En la imaginación de este mundo tradicional toda realidad se transformaba en símbolo... Esto también vale para la guerra desde el punto de vista subjetivo e interior. Así, podrían ser fundidas en una sola entidad: guerra y camino hacia lo divino.

Los significativos testimonios que nos ofrecen las varias tradiciones nórdico-germánicas son, para todos, bien conocidos. De todos modos, debemos decir que estas tradiciones y tal como nos han llegado, se ven fragmentadas y mezcladas; muy a menudo ya representan la materialización de las mas altas tradiciones arias primordiales, caídas a nivel de supersticiones populares. Esto no nos impide fijar algunos puntos.

Ante todo, como todos sabemos, el «Walhalla» es la capital de la inmortalidad celeste, y principalmente reservado a héroes caídos en el campo de batalla. El señor de estos lugares, Odín- Wotan, es representado en la saga «Ynglinga» como aquel que por su sacrificio simbólico al árbol cósmico «Ygdrasil» ha indicado el camino a los guerreros, camino que conduce a una residencia divina, donde siempre florece la vida inmortal. Conforme a esta tradición, de hecho ningún sacrificio o culto es más agradable al dios supremo, ningún otro esfuerzo obtiene más ricos frutos supra-terrestres, que aquel que han ofrecido los que han muerto combatiendo en el campo de batalla. Pero hay mucho más; tras la oscura representación del «Wildes Herr»(1) se esconde también, el siguiente fundamental significado: a través de los guerreros que, cayendo, ofrecen un sacrificio a Odín, se forman aquellas tropas que el dios necesitará para la última definitiva batalla del «Ragna-rökk»; es decir, contra ese fatal "oscurecimiento de lo divino" que ya desde los tiempos antiguos planea, amenazante sobre el mundo.

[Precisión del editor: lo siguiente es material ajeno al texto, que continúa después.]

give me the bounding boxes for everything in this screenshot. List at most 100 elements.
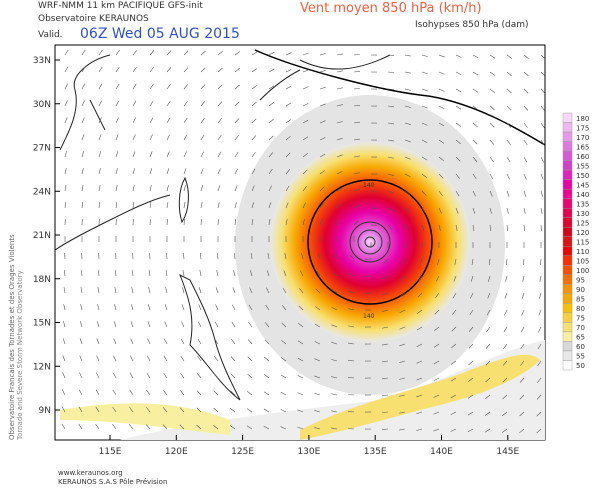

Hasta aquí, por consiguiente, el genuino motivo ario de la fuerte lucha metafísica es claramente expuesto a la luz. En los «Edda» quedaría igualmente dicho: "Por muy grande que pueda ser el numero de los héroes reunidos en el «Walhalla» nunca será lo suficientemente grande, cuando el lobo irrumpa (2)". El lobo es aquí, la imagen de esas fuerzas oscuras y salvajes que el mundo de los «Ases» ha logrado someter. La concepción ario-iraniana de Mithra, "el guerrero sin sueño" es de hecho análoga. El que a la cabeza de los «Fravashi» y de sus fieles, libra batalla contra los enemigos del dios ario de la luz. Hablaremos, inmediatamente después, de los «Fravashi» y examinaremos su estrecha correlación con las «Walkyrias» de la tradición nórdica. Por otra parte intentaremos clasificar también el significado de la "Guerra Santa" a través de otros testimonios concordantes. No hay que sorprenderse si hacemos, en este contexto, ante todo, referencia a la tradición islámica. La tradición islámica tiene aquí el lugar de la tradición ario-iraniana. La idea de la "guerra santa" -y al menos, en lo que concierne a los elementos aquí examinados- llegará a las tribus árabes por el universo del pensamiento iranio: tiene por tanto, al mismo tiempo, el sentido de un tardío renacimiento de una herencia aria primordial y desde este punto de vista puede ser utilizada sin ninguna duda.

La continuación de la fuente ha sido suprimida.